At January 16, 2010 11:32 PM, Anonymous Anonymous said...

Bipolar Disorder is a spectrum disorder. There are, for instance, significant differences between Bipolar Type I and Type II disorders. Are there differences in cognitive empathy between types? If the study subject is depressed, in remission, hypomanic, or manic does s/he demonstrate more or less cognitive empathy? What effects, if any, do medications have? It would be nice to see this study replicated with much larger numbers of test subjects. Has this been studied in unipolar depression?

At January 17, 2010 10:08 AM, Blogger The Neurocritic said...

In this study, there were 19 bipolar I patients. Medications were lithium (n=14), carbamazepine (n=2), sodium valproate (n=2), combination of lithium and sodium valproate (n=1). All were tested in the remitted phase.

I haven't seen any papers comparing bipolar I vs. II, or comparing cognitive empathy during different mood states.

At February 28, 2010 9:25 PM, Anonymous Anonymous said...

For many years my wife appeared "off" emotionally. Being married young, it was my foolish belief that someday it would be "outgrown". Eventually it became obvious that it was mental illness. She still has not properly addressed her condition, and we are unfortunatley divorced because of her lack of insight impaired cognitive abilities.

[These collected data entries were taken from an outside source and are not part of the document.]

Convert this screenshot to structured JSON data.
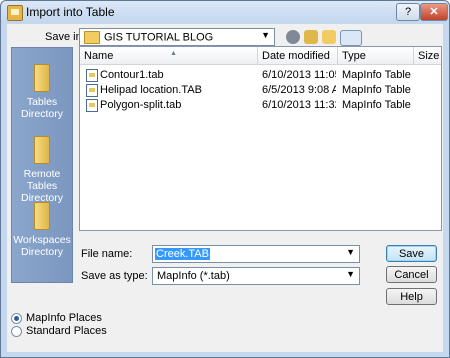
{
  "window": {
    "title": "Import into Table",
    "help": "?",
    "close": "✕"
  },
  "toolbar": {
    "save_in_label": "Save in:",
    "location": "GIS TUTORIAL BLOG"
  },
  "columns": [
    "Name",
    "Date modified",
    "Type",
    "Size"
  ],
  "files": [
    {
      "name": "Contour1.tab",
      "date": "6/10/2013 11:05...",
      "type": "MapInfo Table",
      "size": ""
    },
    {
      "name": "Helipad location.TAB",
      "date": "6/5/2013 9:08 A...",
      "type": "MapInfo Table",
      "size": ""
    },
    {
      "name": "Polygon-split.tab",
      "date": "6/10/2013 11:32...",
      "type": "MapInfo Table",
      "size": ""
    }
  ],
  "places": [
    {
      "label": "Tables Directory"
    },
    {
      "label": "Remote Tables Directory"
    },
    {
      "label": "Workspaces Directory"
    }
  ],
  "form": {
    "file_name_label": "File name:",
    "file_name_value": "Creek.TAB",
    "save_as_type_label": "Save as type:",
    "save_as_type_value": "MapInfo (*.tab)"
  },
  "buttons": {
    "save": "Save",
    "cancel": "Cancel",
    "help": "Help"
  },
  "radios": {
    "mapinfo_places": "MapInfo Places",
    "standard_places": "Standard Places"
  }
}
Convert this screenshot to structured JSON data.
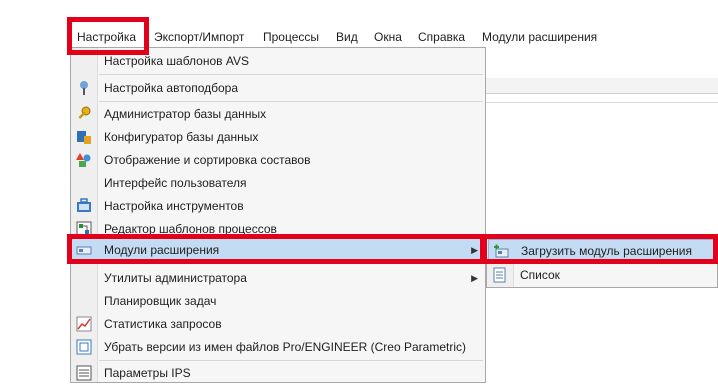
{
  "menubar": {
    "items": [
      "Настройка",
      "Экспорт/Импорт",
      "Процессы",
      "Вид",
      "Окна",
      "Справка",
      "Модули расширения"
    ]
  },
  "settings_menu": {
    "items": [
      {
        "label": "Настройка шаблонов AVS",
        "icon": "none"
      },
      {
        "label": "Настройка автоподбора",
        "icon": "tree-icon"
      },
      {
        "label": "Администратор базы данных",
        "icon": "key-icon"
      },
      {
        "label": "Конфигуратор базы данных",
        "icon": "db-config-icon"
      },
      {
        "label": "Отображение и сортировка составов",
        "icon": "shapes-icon"
      },
      {
        "label": "Интерфейс пользователя",
        "icon": "none"
      },
      {
        "label": "Настройка инструментов",
        "icon": "toolbox-icon"
      },
      {
        "label": "Редактор шаблонов процессов",
        "icon": "template-icon"
      },
      {
        "label": "Модули расширения",
        "icon": "module-icon",
        "has_submenu": true,
        "active": true
      },
      {
        "label": "Утилиты администратора",
        "icon": "none",
        "has_submenu": true
      },
      {
        "label": "Планировщик задач",
        "icon": "none"
      },
      {
        "label": "Статистика запросов",
        "icon": "stats-icon"
      },
      {
        "label": "Убрать версии из имен файлов Pro/ENGINEER (Creo Parametric)",
        "icon": "strip-version-icon"
      },
      {
        "label": "Параметры IPS",
        "icon": "params-icon"
      }
    ]
  },
  "extensions_submenu": {
    "items": [
      {
        "label": "Загрузить модуль расширения",
        "icon": "load-module-icon",
        "active": true
      },
      {
        "label": "Список",
        "icon": "list-icon"
      }
    ]
  },
  "colors": {
    "highlight_box": "#e3001b",
    "active_row": "#c4dcf3"
  }
}
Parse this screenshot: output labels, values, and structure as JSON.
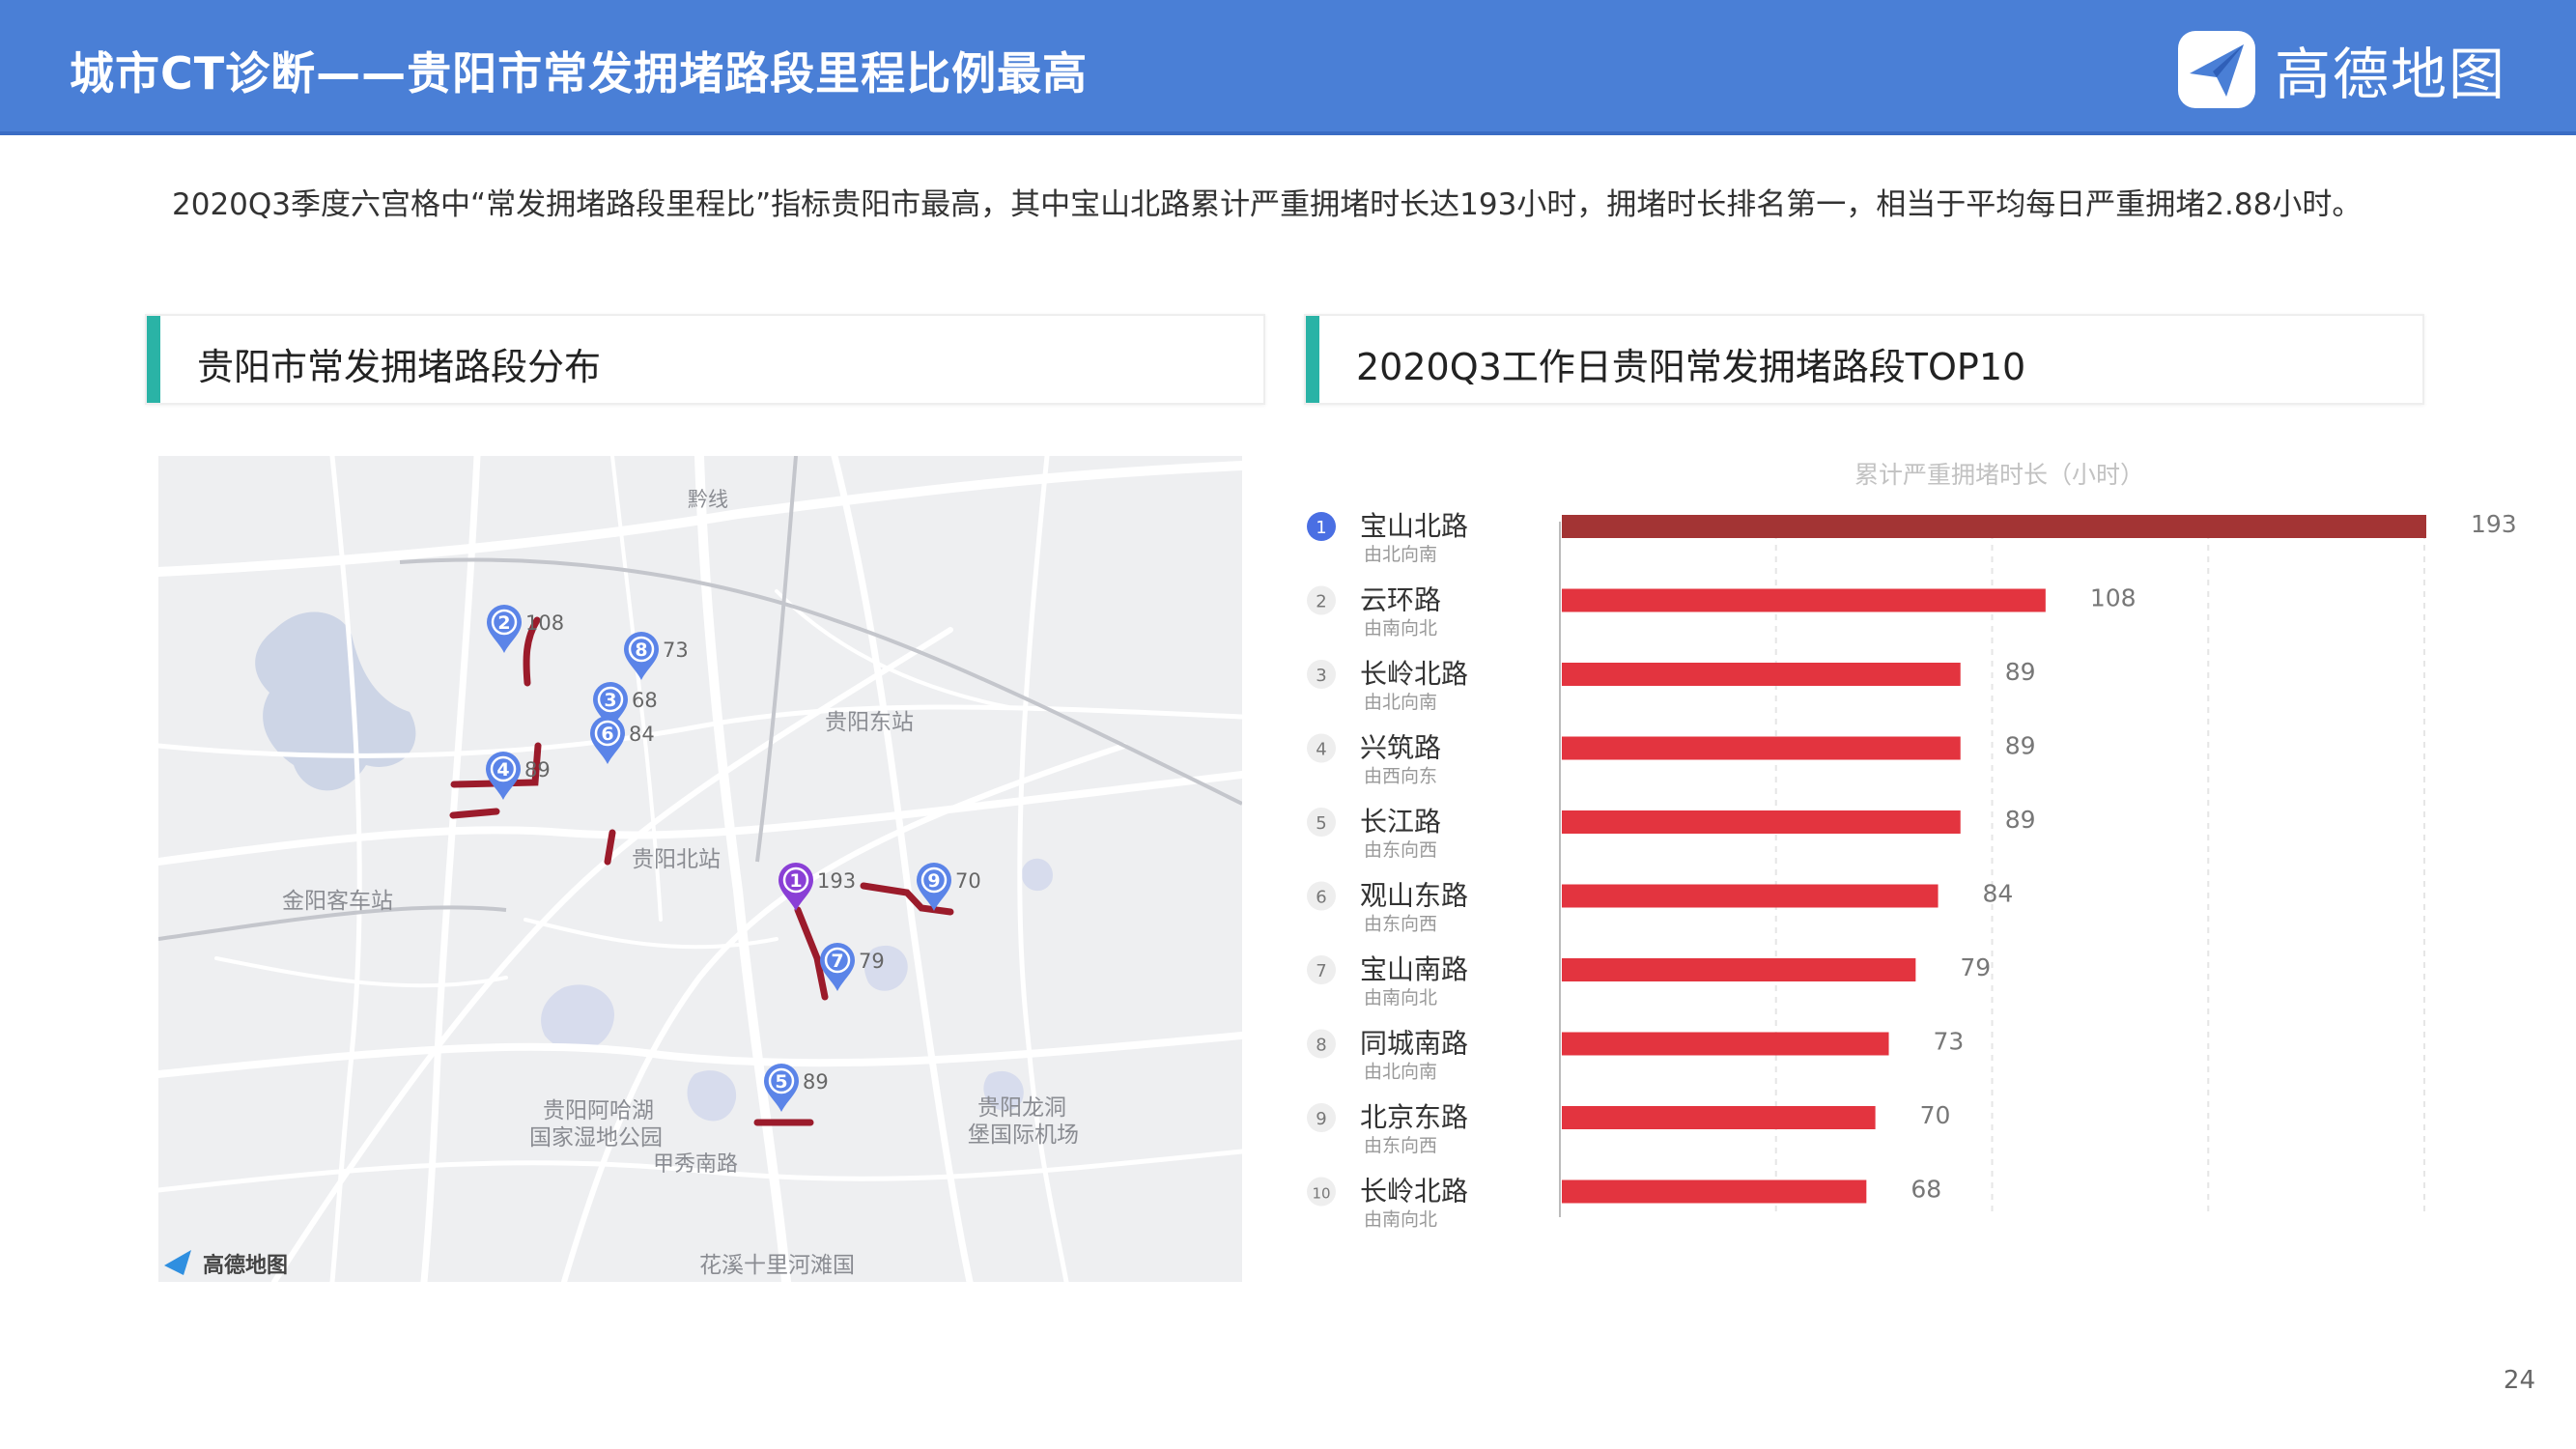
{
  "header": {
    "title": "城市CT诊断——贵阳市常发拥堵路段里程比例最高",
    "brand_name": "高德地图",
    "bg_color": "#4a7fd6"
  },
  "summary": "2020Q3季度六宫格中“常发拥堵路段里程比”指标贵阳市最高，其中宝山北路累计严重拥堵时长达193小时，拥堵时长排名第一，相当于平均每日严重拥堵2.88小时。",
  "left_section": {
    "title": "贵阳市常发拥堵路段分布"
  },
  "right_section": {
    "title": "2020Q3工作日贵阳常发拥堵路段TOP10"
  },
  "map": {
    "labels": {
      "guiyang_east": "贵阳东站",
      "guiyang_north": "贵阳北站",
      "jinyang_bus": "金阳客车站",
      "ahahu_1": "贵阳阿哈湖",
      "ahahu_2": "国家湿地公园",
      "airport_1": "贵阳龙洞",
      "airport_2": "堡国际机场",
      "jiaxiu_road": "甲秀南路",
      "rail_line": "黔线",
      "bottom_cut": "花溪十里河滩国"
    },
    "watermark": "高德地图",
    "markers": [
      {
        "rank": "1",
        "value": "193"
      },
      {
        "rank": "2",
        "value": "108"
      },
      {
        "rank": "3",
        "value": "68"
      },
      {
        "rank": "4",
        "value": "89"
      },
      {
        "rank": "5",
        "value": "89"
      },
      {
        "rank": "6",
        "value": "84"
      },
      {
        "rank": "7",
        "value": "79"
      },
      {
        "rank": "8",
        "value": "73"
      },
      {
        "rank": "9",
        "value": "70"
      }
    ],
    "colors": {
      "pin": "#5b84e8",
      "pin_top": "#8a3fd6",
      "road": "#9b1b2b"
    }
  },
  "chart_data": {
    "type": "bar",
    "orientation": "horizontal",
    "title": "累计严重拥堵时长（小时）",
    "categories": [
      "宝山北路",
      "云环路",
      "长岭北路",
      "兴筑路",
      "长江路",
      "观山东路",
      "宝山南路",
      "同城南路",
      "北京东路",
      "长岭北路"
    ],
    "directions": [
      "由北向南",
      "由南向北",
      "由北向南",
      "由西向东",
      "由东向西",
      "由东向西",
      "由南向北",
      "由北向南",
      "由东向西",
      "由南向北"
    ],
    "ranks": [
      "1",
      "2",
      "3",
      "4",
      "5",
      "6",
      "7",
      "8",
      "9",
      "10"
    ],
    "values": [
      193,
      108,
      89,
      89,
      89,
      84,
      79,
      73,
      70,
      68
    ],
    "value_labels": [
      "193",
      "108",
      "89",
      "89",
      "89",
      "84",
      "79",
      "73",
      "70",
      "68"
    ],
    "xlim": [
      0,
      193
    ],
    "colors": {
      "top": "#a33434",
      "default": "#e3343f",
      "rank1_badge": "#4a6fe3"
    }
  },
  "page_number": "24"
}
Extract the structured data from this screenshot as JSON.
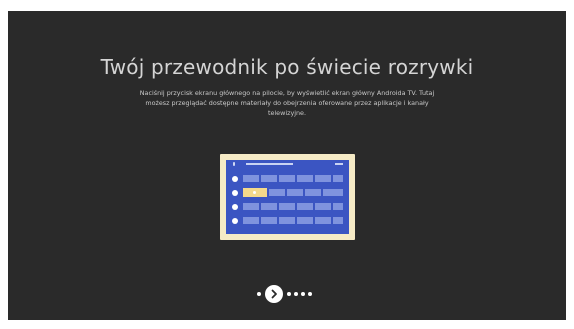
{
  "title": "Twój przewodnik po świecie rozrywki",
  "description": "Naciśnij przycisk ekranu głównego na pilocie, by wyświetlić ekran główny Androida TV. Tutaj możesz przeglądać dostępne materiały do obejrzenia oferowane przez aplikacje i kanały telewizyjne.",
  "illustration": {
    "icon": "tv-home-screen-illustration",
    "colors": {
      "frame": "#f6ebc6",
      "screen": "#3b55c2",
      "tile": "#7f93de",
      "selected_tile": "#f4d98b"
    }
  },
  "pagination": {
    "current_page": 2,
    "total_pages": 6,
    "next_icon": "chevron-right-icon"
  },
  "colors": {
    "background": "#2a2a2a",
    "text": "#d4d4d4"
  }
}
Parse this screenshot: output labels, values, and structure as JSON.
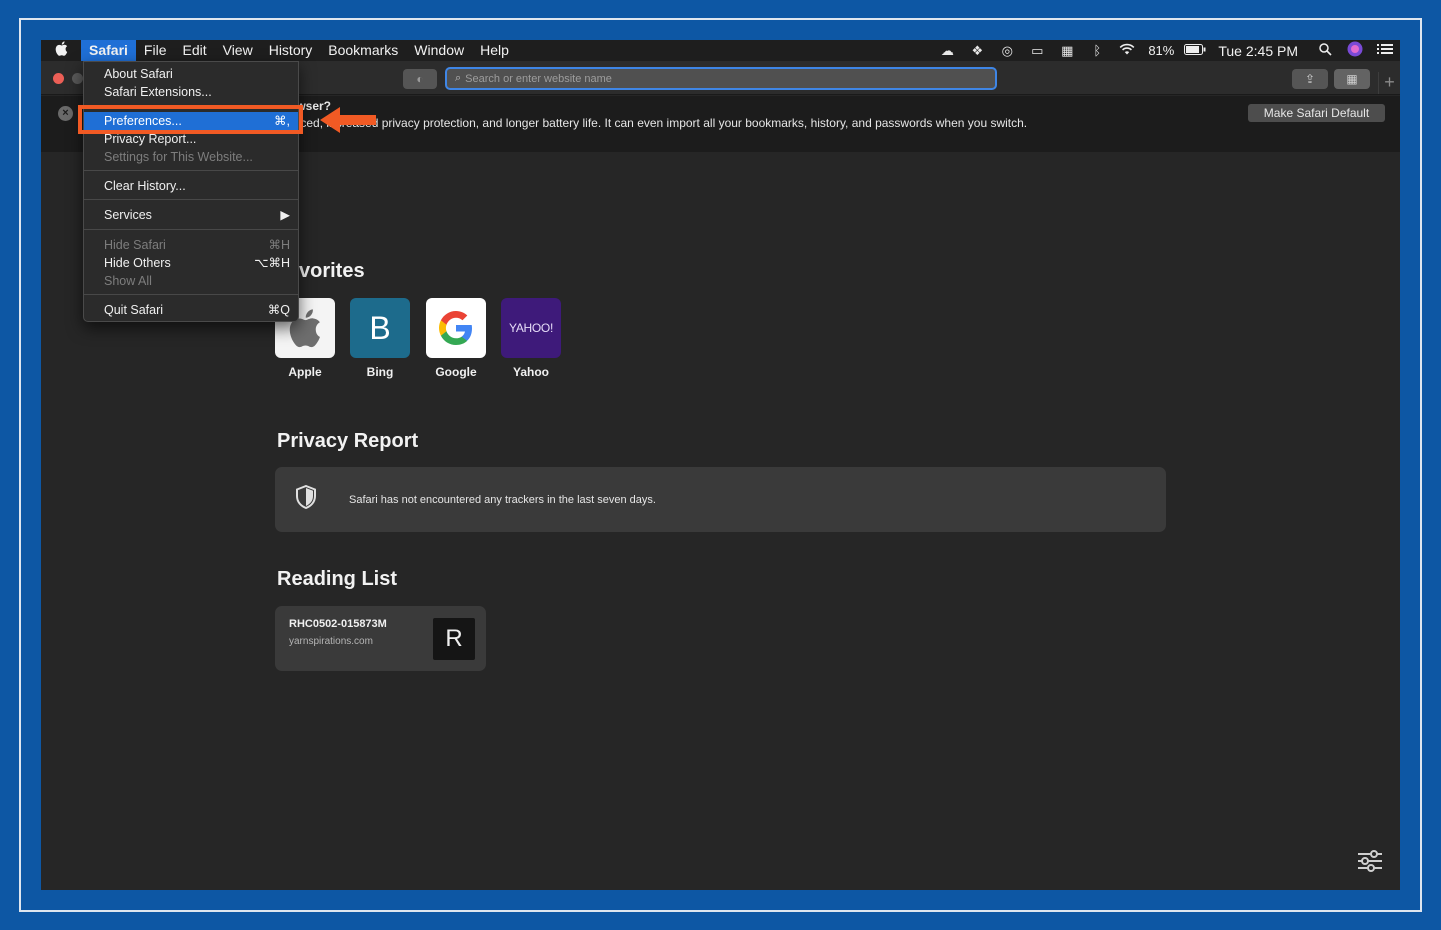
{
  "menubar": {
    "items": [
      {
        "label": "Safari",
        "active": true
      },
      {
        "label": "File"
      },
      {
        "label": "Edit"
      },
      {
        "label": "View"
      },
      {
        "label": "History"
      },
      {
        "label": "Bookmarks"
      },
      {
        "label": "Window"
      },
      {
        "label": "Help"
      }
    ],
    "battery": "81%",
    "clock": "Tue 2:45 PM"
  },
  "toolbar": {
    "address_placeholder": "Search or enter website name"
  },
  "banner": {
    "title": "browser?",
    "text": "manced, increased privacy protection, and longer battery life. It can even import all your bookmarks, history, and passwords when you switch.",
    "make_default_label": "Make Safari Default"
  },
  "dropdown": {
    "about": "About Safari",
    "extensions": "Safari Extensions...",
    "preferences": "Preferences...",
    "preferences_shortcut": "⌘,",
    "privacy_report": "Privacy Report...",
    "settings_site": "Settings for This Website...",
    "clear_history": "Clear History...",
    "services": "Services",
    "hide_safari": "Hide Safari",
    "hide_safari_shortcut": "⌘H",
    "hide_others": "Hide Others",
    "hide_others_shortcut": "⌥⌘H",
    "show_all": "Show All",
    "quit": "Quit Safari",
    "quit_shortcut": "⌘Q"
  },
  "favorites": {
    "title": "vorites",
    "items": [
      {
        "label": "Apple"
      },
      {
        "label": "Bing",
        "letter": "B"
      },
      {
        "label": "Google"
      },
      {
        "label": "Yahoo",
        "logo_text": "YAHOO!"
      }
    ]
  },
  "privacy_report": {
    "title": "Privacy Report",
    "message": "Safari has not encountered any trackers in the last seven days."
  },
  "reading_list": {
    "title": "Reading List",
    "items": [
      {
        "title": "RHC0502-015873M",
        "site": "yarnspirations.com",
        "thumb_letter": "R"
      }
    ]
  },
  "colors": {
    "accent": "#1f6fd6",
    "annotation": "#f15a24",
    "frame": "#0d57a4"
  }
}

This study is one of the most enlightening pieces I have read! It has hlped me gain insight into what was happening "emotionally" with her. Mental illness(even of the same diagnosis) is very particular to the individual, but this is what I observed for years, and suspected was happening, although I did not know she was ill at the time and had no knowledge of the effects BPD can have on interpersonal relationships. Her "interjection" of what my emotional state was generally always distorted as incorrectly percieved my emotions - constantly misjudging them.

Unfortunately for us it is to late, if you can help just one person... you know the rest.

At July 05, 2012 8:48 AM, Anonymous Anonymous said...

Yes, this article is illuminating. My husband is bipolar and the hyper emotional empathy and low cognitive empathy puts in words what I have been noticing for years. It is in some ways more difficult to live with the more overt bipolar symptoms.